In general, the Court was dismissive of much of the transfer pricing and expert evidence provided in relation to the arm's-length nature of the loan. The Court preferred to consider the matter from the perspective of a commercial lender and in doing so stated that much of the evidence surrounding credit rating in this case was unhelpful in determining what constituted arm's-length. Given the predominant methodology for transfer pricing on a loan is based upon the credit rating of the borrower, it is unclear how the case affects the appropriateness of impacts upon existing arrangements.
We understand that CAHPL has lodged an appeal, which is unsurprising given the large amount at stake (approximately A$270 million ($194 million)) and the precedential nature of the case.
The Tax and Superannuation Laws Amendment (2015 Measures No 4) Act 2015 received royal assent on October 13 2015. Most relevantly, the Act amends the scrip-for-scrip provisions to introduce further integrity measures regarding the application of the significant and common stakeholder tests (which can impact upon the cost base of shares) as well as rules regarding how debts of the group are treated on a scrip-for-scrip transaction.

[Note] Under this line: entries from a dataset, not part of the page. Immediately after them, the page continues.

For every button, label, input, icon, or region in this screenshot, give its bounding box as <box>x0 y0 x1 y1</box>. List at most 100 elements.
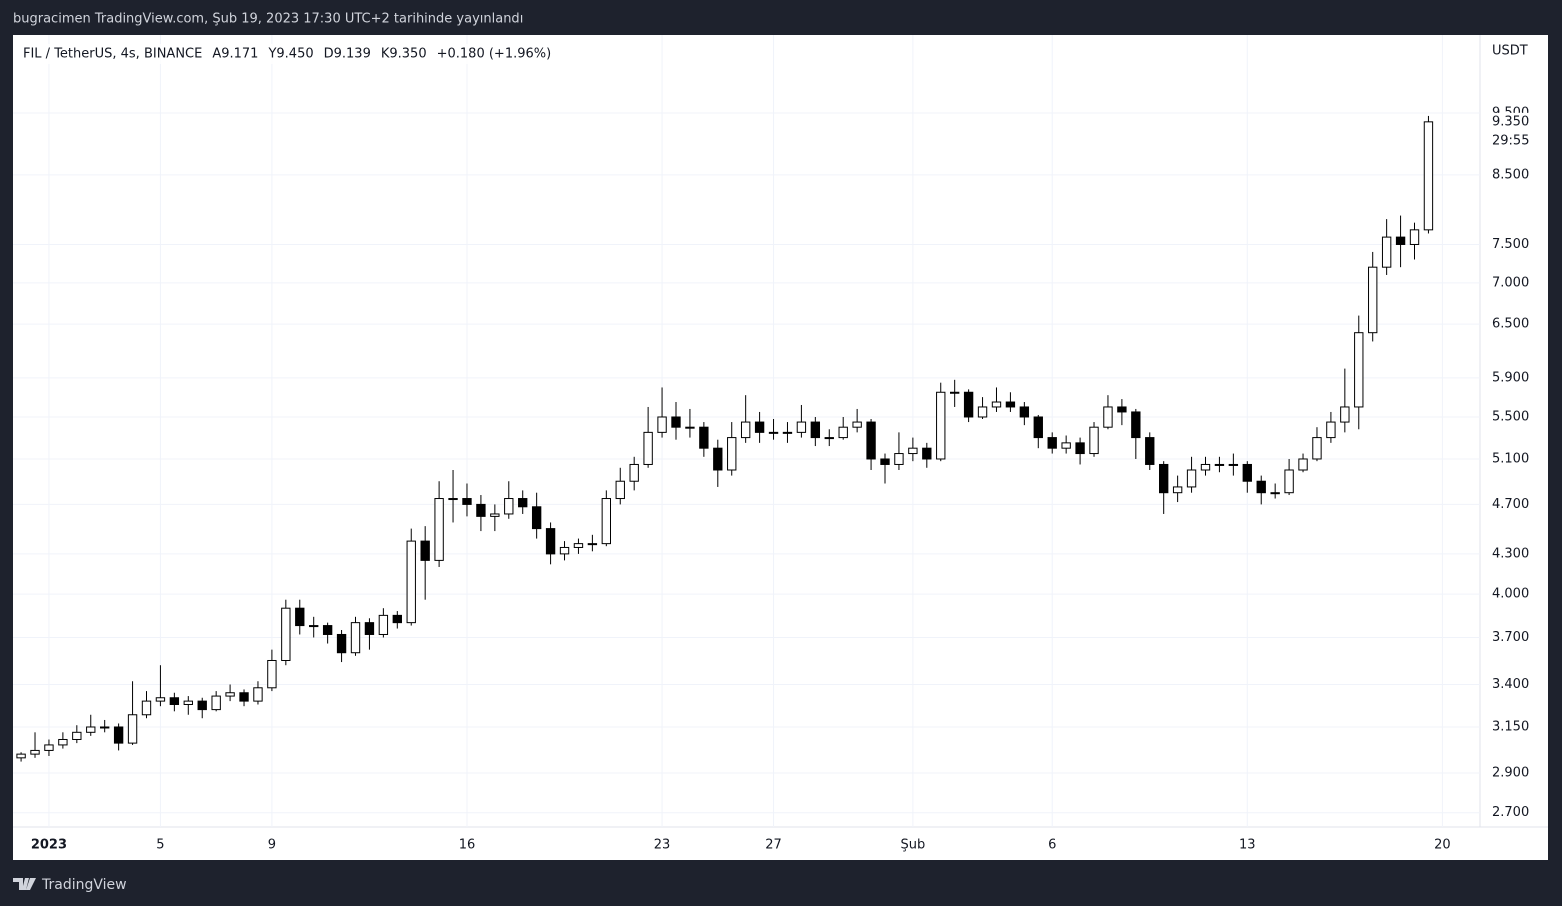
candle-body <box>1089 426 1099 455</box>
candle-body <box>1005 401 1016 408</box>
candle-body <box>1019 406 1030 418</box>
candle-body <box>1242 463 1252 482</box>
candle-body <box>1186 469 1197 488</box>
y-tick-label: 4.700 <box>1492 497 1529 512</box>
candle-body <box>113 726 124 744</box>
candle-body <box>225 692 235 697</box>
y-tick-label: 4.000 <box>1492 587 1529 602</box>
published-line: bugracimen TradingView.com, Şub 19, 2023… <box>13 12 523 27</box>
candle-body <box>754 421 765 433</box>
candle-body <box>1256 480 1266 494</box>
candle-body <box>657 416 667 433</box>
candle-body <box>253 687 263 702</box>
change-label: +0.180 (+1.96%) <box>437 47 552 62</box>
candle-body <box>545 528 556 555</box>
candle-body <box>768 431 779 434</box>
y-tick-label: 6.500 <box>1492 317 1529 332</box>
ohlc-label: K9.350 <box>381 47 427 62</box>
brand-name: TradingView <box>41 877 127 893</box>
pane <box>13 35 1548 860</box>
candle-body <box>782 431 793 434</box>
candle-body <box>685 426 695 429</box>
x-tick-label: 20 <box>1434 838 1451 853</box>
countdown: 29:55 <box>1492 133 1529 148</box>
candle-body <box>1312 437 1322 460</box>
candle-body <box>922 447 932 460</box>
candle-body <box>671 416 681 428</box>
candle-body <box>894 453 904 465</box>
candle-body <box>727 437 737 471</box>
x-tick-label: 16 <box>459 838 476 853</box>
y-tick-label: 3.400 <box>1492 677 1529 692</box>
candle-body <box>559 546 570 555</box>
candle-body <box>1214 463 1225 466</box>
candle-body <box>1117 406 1127 413</box>
candle-body <box>1033 416 1043 439</box>
candle-body <box>1368 266 1378 334</box>
candle-body <box>434 498 444 561</box>
x-tick-label: 23 <box>654 838 671 853</box>
candle-body <box>295 607 305 627</box>
candle-body <box>1061 442 1071 449</box>
candle-body <box>86 726 96 733</box>
candle-body <box>796 421 807 433</box>
y-tick-label: 7.500 <box>1492 237 1529 252</box>
candle-body <box>880 458 890 465</box>
y-tick-label: 8.500 <box>1492 167 1529 182</box>
brand: TradingView <box>13 877 127 893</box>
y-tick-label: 3.700 <box>1492 630 1529 645</box>
candle-body <box>1270 492 1280 495</box>
candle-body <box>713 447 723 471</box>
candle-body <box>1145 437 1155 465</box>
ohlc-label: Y9.450 <box>267 47 313 62</box>
candle-body <box>1200 463 1211 471</box>
candle-body <box>58 738 68 746</box>
candles <box>16 115 1434 762</box>
candle-body <box>378 614 389 635</box>
candle-body <box>350 622 361 654</box>
candle-body <box>155 697 166 702</box>
candle-body <box>866 421 876 460</box>
candle-body <box>573 543 584 548</box>
candle-body <box>406 540 416 624</box>
candle-body <box>448 498 458 501</box>
candle-body <box>949 391 960 394</box>
candle-body <box>963 391 974 418</box>
candle-body <box>281 607 291 661</box>
candle-body <box>141 700 152 716</box>
x-tick-label: 2023 <box>31 838 67 853</box>
candle-body <box>1395 236 1406 245</box>
candle-body <box>838 426 848 439</box>
candle-body <box>44 744 54 751</box>
candle-body <box>1326 421 1336 439</box>
ohlc-label: D9.139 <box>324 47 371 62</box>
candle-body <box>991 401 1002 408</box>
legend: FIL / TetherUS, 4s, BINANCE A9.171 Y9.450… <box>18 44 558 64</box>
ohlc-label: A9.171 <box>212 47 258 62</box>
y-tick-label: 5.900 <box>1492 370 1529 385</box>
last-price: 9.350 <box>1492 114 1529 129</box>
y-tick-label: 5.500 <box>1492 409 1529 424</box>
candle-body <box>211 695 221 711</box>
last-price-bg <box>1482 112 1546 143</box>
candle-body <box>1409 229 1420 245</box>
candle-body <box>908 447 918 455</box>
candle-body <box>629 463 639 482</box>
y-tick-label: 2.900 <box>1492 765 1529 780</box>
candle-body <box>518 498 528 508</box>
candle-body <box>336 633 347 654</box>
candle-body <box>322 625 333 635</box>
symbol: FIL / TetherUS, 4s, BINANCE <box>23 47 202 62</box>
candle-body <box>699 426 709 449</box>
candle-body <box>1340 406 1350 423</box>
candle-body <box>490 513 500 517</box>
candle-body <box>1423 121 1434 231</box>
brand-logo <box>13 878 36 890</box>
candle-body <box>601 498 612 545</box>
candle-body <box>824 437 834 440</box>
candle-body <box>392 614 402 624</box>
candle-body <box>462 498 472 505</box>
currency: USDT <box>1492 44 1528 59</box>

As a result of the amendments, future scrip-for-scrip transactions will need to carefully consider the funding arrangements to ensure that no adverse tax consequences arise as a result.

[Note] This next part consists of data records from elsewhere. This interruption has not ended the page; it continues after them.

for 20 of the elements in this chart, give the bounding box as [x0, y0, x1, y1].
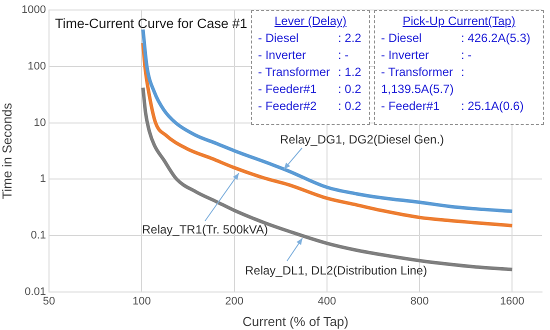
- y-tick-label: 0.01: [24, 286, 46, 298]
- x-axis-title: Current (% of Tap): [242, 314, 348, 329]
- y-tick-label: 0.1: [30, 230, 46, 242]
- annotation: Relay_TR1(Tr. 500kVA): [142, 222, 268, 236]
- x-tick-label: 100: [132, 296, 151, 308]
- chart-title: Time-Current Curve for Case #1: [55, 16, 248, 31]
- x-tick-label: 400: [318, 296, 336, 308]
- x-tick-label: 1600: [500, 296, 524, 308]
- y-tick-label: 10: [34, 116, 46, 129]
- annotation: Relay_DG1, DG2(Diesel Gen.): [280, 132, 444, 146]
- x-tick-label: 800: [410, 296, 429, 308]
- y-tick-label: 1: [40, 173, 46, 186]
- x-tick-label: 200: [225, 296, 244, 308]
- text: Pick-Up Current(Tap) - Diesel : 426.2A(5.3) - Inverter : - - Transformer : 1,139.5A(5.7) - Feeder#1 : 25.1A(0.6): [381, 14, 530, 113]
- y-axis-title: Time in Seconds: [0, 102, 14, 200]
- x-tick-label: 50: [42, 296, 56, 308]
- annotation: Relay_DL1, DL2(Distribution Line): [245, 263, 428, 278]
- y-tick-label: 1000: [22, 4, 46, 16]
- y-tick-label: 100: [28, 60, 46, 72]
- text: Lever (Delay) - Diesel : 2.2 - Inverter : - - Transformer : 1.2 - Feeder#1 : 0.2 - Feeder#2 : 0.2: [258, 14, 362, 113]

The Tax Laws Amendment (Combating Multinational Tax Avoidance) Bill 2015 was passed by both houses of Parliament on December 3 2015 and now awaits royal assent. The Bill contains the new Multinational Anti-Avoidance Law (MAAL) which broadens Australia's general anti-avoidance rules to target large entities that structure their operations is a manner so as to avoid creating a taxable presence in Australia. In addition, the Bill contains country-by-country reporting requirements consistent with OECD policy and increased penalties for large entities that enter into schemes for the purpose of obtaining tax benefits. The measures apply from January 1 2016.